Contrastingly, Crooks is immediately identifiable as inherently different from the others through his skin color, which is almost universally deemed as inferior. So, as he must start at the bottom of the social pyramid, his disability is viewed as an additional defect, as opposed to a singular fault that can be more easily overcome. Instead of being an obstacle to physical and social success, Crooks’ disability solidifies his place at the bottom of the social hierarchy. When Crooks is talking to Lennie and realizes he isn’t listening, he says, “This is just a n*gger talkin’, an’ a busted-back n*gger. So it don’t mean nothing, see?” (Steinbeck 69). Again, his most important identifying feature is his race, which automatically discredits him, but the addition of his “busted back” merely confirms his inferiority. The fact that Crooks himself is the one saying this shows how much he has internalized this narrative due to its constant reinforcement by others.

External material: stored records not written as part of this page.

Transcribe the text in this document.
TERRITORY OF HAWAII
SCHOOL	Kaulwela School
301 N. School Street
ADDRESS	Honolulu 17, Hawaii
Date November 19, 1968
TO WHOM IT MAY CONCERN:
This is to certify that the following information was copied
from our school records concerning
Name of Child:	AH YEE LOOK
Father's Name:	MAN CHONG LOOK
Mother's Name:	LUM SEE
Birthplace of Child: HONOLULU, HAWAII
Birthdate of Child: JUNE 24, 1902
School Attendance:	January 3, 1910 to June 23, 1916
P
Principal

In order to deal with this isolation, Crooks becomes a “proud, aloof man” who “kept his distance and demanded that other people keep theirs” (Steinbeck 66), even when it goes against what he truly wants. In order to endure abuse as painlessly as possible, Crooks has learned to rid himself of any outwards expression of desire, contempt, or emotion, in general, to avoid giving his abusers additional leverage. When Curley’s wife comes into Crooks’ room and sees the three disabled characters, Crooks, Lennie, and Candy, she refers to them respectively as “a n*gger an’ a dum-dum and a lousy ol’ sheep” (Steinbeck 77). Again, Crooks’ major deficiency is not his physical disability but his race, which therefore places Curley’s wife above him on the social hierarchy. Therefore, she feels free to abuse him in a manner she doesn’t attempt with either Lennie or Candy, who are disabled white men and therefore of fairly equal standing with her. When Candy yells at her, she merely laughs and teases in response, but when Crooks loses his temper and asks her to leave, she responds with a threat to have him lynched. In response, Crooks “drew into himself… seemed to grow smaller” and finally “had reduced himself to nothing” (Steinbeck 78-9). The practiced nature of this process and his history of taking the brunt of aggression on the farm show how consistently Crooks is exposed to this kind of abuse. His persona of “proud aloofness” is a coping mechanism for the long-term anguish of constant belittlement and threats.
Crooks is consistently and unequivocally placed at the very bottom of the social hierarchy on the ranch in Of Mice and Men. This is not totally because of his race nor his disability, but because of the combination of those two identities. His race causes him to automatically be deemed as inferior to the other white workers, but his disability creates a dependence on the system that oppresses and discriminates against him. Crooks’ personality as described in the novella- detached, rigid, unkind- is, therefore, a direct result of his treatment as a black disabled man.






I hereby declare upon my word of honor that I have neither given nor received unauthorized help on this work. -Elena Marshel


Works Cited
Steinbeck, John. Of Mice and Men. New York, N.Y., U.S.A: Penguin Books, 1994. Print.